"Tetsuo" wird neu aufgelegt.
Diesmal verwestlicht, erwacht die deformiert-transformierte Betonwüste langsam zum Leben.
Wie üblich jeder Konvention strotzend, strömen auf den Zuschauer schon zu Beginn geradezu surreale Bilderfluten ein, nicht ohne dabei auf stroboskopartige Effekte und Industrial Musik zu verzichten (man merke auch das Remake von "House On Haunted Hill"). Das reinste Blitzlichtgewitter ...
Da wo Gilliams "Brazil" gnadenlos mit dem bürokratischen System abrechnete, widmete sich der japanische Filmemacher Shin'ya Tsukamoto der immer weiter voranschreitenden Industrialisierung und damit einhergehenden Automatismen, im übergeordneten Sinn auch der Eugenik. Die Hoffnung auf Fortschritt geht mit der Instrumentalisierung und dem Autonomieverlust des Menschen einher.
"Tetsuo 3" entpuppt sich wie seine Vorgänger als düster-hypnotischer, futuristisch-angehauchter Cybergoth-Experimental-Horror in postapokalytischem Gewand, nicht ohne psychotische Wirkung, als avantgardistischer Alptraum aus Schrott und Metall. Der reinste Brutalismus.
Gewaltdarstellung meets Dissoziation.
Was der Mecha für den Anime, transformiert sich in "Tetsuo" zu einem Cyberpunk-Mutanten der Extraklasse und liegt auch hier dessen Passion zugrunde. Der "Bullet Man" fungiert als japanisches Gegenstück zu "Predator" mit "Rainbow Six"-Anleihen und richtet das Augenmerk diesmal vermehrt auch auf die Anatomie. "Tetsuo" geht wie üblich unter die Haut und als solcher durchaus schmerzhaft. Das Prädikat "Brechstangen-Horror" trifft es schon ganz gut. An Kalzium oder Magnesium dürfte es dem "Bullet Man" nicht mangeln.
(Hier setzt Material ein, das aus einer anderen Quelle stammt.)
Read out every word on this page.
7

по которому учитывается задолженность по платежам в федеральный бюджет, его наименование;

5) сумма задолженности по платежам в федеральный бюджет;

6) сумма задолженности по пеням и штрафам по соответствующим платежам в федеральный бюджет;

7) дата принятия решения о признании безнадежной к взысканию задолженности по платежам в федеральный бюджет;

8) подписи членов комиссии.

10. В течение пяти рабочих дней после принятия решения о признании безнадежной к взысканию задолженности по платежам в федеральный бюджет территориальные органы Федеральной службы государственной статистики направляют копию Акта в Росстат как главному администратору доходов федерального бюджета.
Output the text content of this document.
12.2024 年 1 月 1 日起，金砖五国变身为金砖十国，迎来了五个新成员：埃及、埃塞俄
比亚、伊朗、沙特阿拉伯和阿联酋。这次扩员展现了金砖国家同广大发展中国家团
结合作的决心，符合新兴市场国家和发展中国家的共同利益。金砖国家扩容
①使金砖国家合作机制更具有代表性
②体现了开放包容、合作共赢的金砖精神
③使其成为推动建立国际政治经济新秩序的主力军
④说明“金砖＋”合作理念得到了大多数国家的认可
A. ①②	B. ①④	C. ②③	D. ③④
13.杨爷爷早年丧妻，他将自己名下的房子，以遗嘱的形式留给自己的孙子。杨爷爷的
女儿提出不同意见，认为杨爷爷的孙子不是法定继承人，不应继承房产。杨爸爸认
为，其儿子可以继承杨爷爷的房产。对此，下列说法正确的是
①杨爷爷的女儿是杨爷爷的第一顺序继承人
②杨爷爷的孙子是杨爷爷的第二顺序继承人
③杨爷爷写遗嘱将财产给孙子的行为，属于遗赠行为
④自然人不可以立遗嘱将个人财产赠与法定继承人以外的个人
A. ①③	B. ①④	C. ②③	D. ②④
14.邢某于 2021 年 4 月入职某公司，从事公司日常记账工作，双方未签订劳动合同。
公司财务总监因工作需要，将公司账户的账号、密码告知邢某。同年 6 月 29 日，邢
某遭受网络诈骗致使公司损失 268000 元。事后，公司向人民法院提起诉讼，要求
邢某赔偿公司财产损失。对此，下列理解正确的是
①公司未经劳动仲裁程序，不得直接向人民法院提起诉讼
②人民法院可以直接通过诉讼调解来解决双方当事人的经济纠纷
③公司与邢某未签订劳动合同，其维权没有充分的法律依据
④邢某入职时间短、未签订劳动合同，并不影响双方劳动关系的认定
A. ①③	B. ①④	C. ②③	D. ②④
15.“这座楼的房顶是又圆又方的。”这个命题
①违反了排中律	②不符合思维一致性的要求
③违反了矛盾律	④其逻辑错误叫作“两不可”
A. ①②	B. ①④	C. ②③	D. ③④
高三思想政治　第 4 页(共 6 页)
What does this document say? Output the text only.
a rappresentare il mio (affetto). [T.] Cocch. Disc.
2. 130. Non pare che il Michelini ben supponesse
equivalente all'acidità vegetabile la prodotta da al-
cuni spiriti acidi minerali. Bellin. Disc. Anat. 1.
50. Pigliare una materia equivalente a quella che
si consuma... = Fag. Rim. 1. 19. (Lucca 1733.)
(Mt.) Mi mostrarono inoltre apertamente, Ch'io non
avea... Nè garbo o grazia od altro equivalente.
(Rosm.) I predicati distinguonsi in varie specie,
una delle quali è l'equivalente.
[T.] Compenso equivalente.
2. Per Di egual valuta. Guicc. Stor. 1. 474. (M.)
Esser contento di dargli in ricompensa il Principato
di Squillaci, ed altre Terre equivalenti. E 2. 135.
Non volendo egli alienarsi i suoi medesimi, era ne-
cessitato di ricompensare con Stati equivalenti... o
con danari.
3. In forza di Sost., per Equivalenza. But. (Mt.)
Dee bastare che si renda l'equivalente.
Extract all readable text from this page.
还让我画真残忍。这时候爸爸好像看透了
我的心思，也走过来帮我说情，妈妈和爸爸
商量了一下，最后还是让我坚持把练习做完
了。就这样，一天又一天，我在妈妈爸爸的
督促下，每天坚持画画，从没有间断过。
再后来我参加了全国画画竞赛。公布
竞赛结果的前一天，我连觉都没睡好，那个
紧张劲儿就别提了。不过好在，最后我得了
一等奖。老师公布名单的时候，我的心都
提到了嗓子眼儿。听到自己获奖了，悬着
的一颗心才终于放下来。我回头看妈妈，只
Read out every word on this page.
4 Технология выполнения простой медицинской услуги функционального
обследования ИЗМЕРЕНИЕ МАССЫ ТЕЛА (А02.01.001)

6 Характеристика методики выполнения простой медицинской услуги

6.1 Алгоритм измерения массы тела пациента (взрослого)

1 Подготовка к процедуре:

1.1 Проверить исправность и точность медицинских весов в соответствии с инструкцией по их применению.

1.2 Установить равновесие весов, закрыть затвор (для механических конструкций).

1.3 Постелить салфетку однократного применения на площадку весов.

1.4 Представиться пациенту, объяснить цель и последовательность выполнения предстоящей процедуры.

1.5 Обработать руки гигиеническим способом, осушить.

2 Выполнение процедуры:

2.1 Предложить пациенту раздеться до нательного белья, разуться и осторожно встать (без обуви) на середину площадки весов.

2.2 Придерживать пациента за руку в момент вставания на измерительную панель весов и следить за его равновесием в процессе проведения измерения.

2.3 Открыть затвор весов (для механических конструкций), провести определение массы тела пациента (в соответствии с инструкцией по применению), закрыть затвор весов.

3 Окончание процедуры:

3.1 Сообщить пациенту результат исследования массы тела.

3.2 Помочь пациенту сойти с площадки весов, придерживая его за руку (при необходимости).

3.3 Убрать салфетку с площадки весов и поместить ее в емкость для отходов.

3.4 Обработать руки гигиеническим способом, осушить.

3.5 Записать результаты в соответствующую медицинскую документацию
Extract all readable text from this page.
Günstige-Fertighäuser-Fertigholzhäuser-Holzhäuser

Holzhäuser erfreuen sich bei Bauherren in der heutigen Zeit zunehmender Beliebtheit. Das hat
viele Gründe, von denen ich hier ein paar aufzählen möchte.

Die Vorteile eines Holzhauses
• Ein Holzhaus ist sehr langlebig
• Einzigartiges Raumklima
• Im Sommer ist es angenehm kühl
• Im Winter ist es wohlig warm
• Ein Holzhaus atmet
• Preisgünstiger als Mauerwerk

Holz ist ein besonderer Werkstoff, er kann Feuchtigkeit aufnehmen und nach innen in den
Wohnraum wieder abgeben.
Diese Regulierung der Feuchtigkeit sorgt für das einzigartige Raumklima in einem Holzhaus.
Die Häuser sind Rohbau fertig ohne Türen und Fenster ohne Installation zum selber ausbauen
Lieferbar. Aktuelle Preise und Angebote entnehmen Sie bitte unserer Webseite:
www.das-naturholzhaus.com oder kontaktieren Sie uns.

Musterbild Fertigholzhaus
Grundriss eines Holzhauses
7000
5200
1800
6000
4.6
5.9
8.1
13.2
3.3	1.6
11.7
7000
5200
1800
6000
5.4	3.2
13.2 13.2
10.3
"Tetsuo" war damals schon im wahrsten Sinne des Wortes "Schrott". Nicht Schund, sondern abstrakter Symbolismus, der bis heute die Spitzen des extravaganten, auch verstörenden Kinos anführen dürfte.
Stilistisch gehalten wie eine Fortsetzung von "Cube", entführt uns "Bullet Man" wie "Subsconsious Cruelty" in die Abgründe der menschlichen Seele. Der metallene Alptraum erwacht dabei erst später zum Leben.
Da wo Cameron mit seinem "Terminator" bereits ein sehr düsteres, industrialisiertes Zukunftsszenario zeichnete, in dem die Maschinen allmählich die Kontrolle übernehmen, spinnt der Japaner Tsukamoto die Dystopie noch einen Schritt weiter und lässt die Welt mit eben jenen verschmelzen.
Tatsächlich weniger dystopisch, dafür sehr viel cyberlastiger als seine Vorgänger. Industriesoziologisch ein Meisterwerk. Und jeder Avantgarde-Fan dürfte ohnehin nicht abgeneigt sein. Wir bewegen uns stilistisch irgendwo zwischen "Ring", "Grudge", "Rubbers Lover" und "Open Your Eyes".
Das Tempo ist wieder einmal überraschend hoch, die Effekte für eine derartige Produktion gut. Das Gesamtbild passt. Ich würde es als durchaus gelungene Neuauflage eines japanischen Arthaus-Schockers bezeichnen.
PS: Schaut sich wie "Alien" am besten in einem völlig abgedunkelten Raum, idealerweise in Verbindung mit verstörender Musik.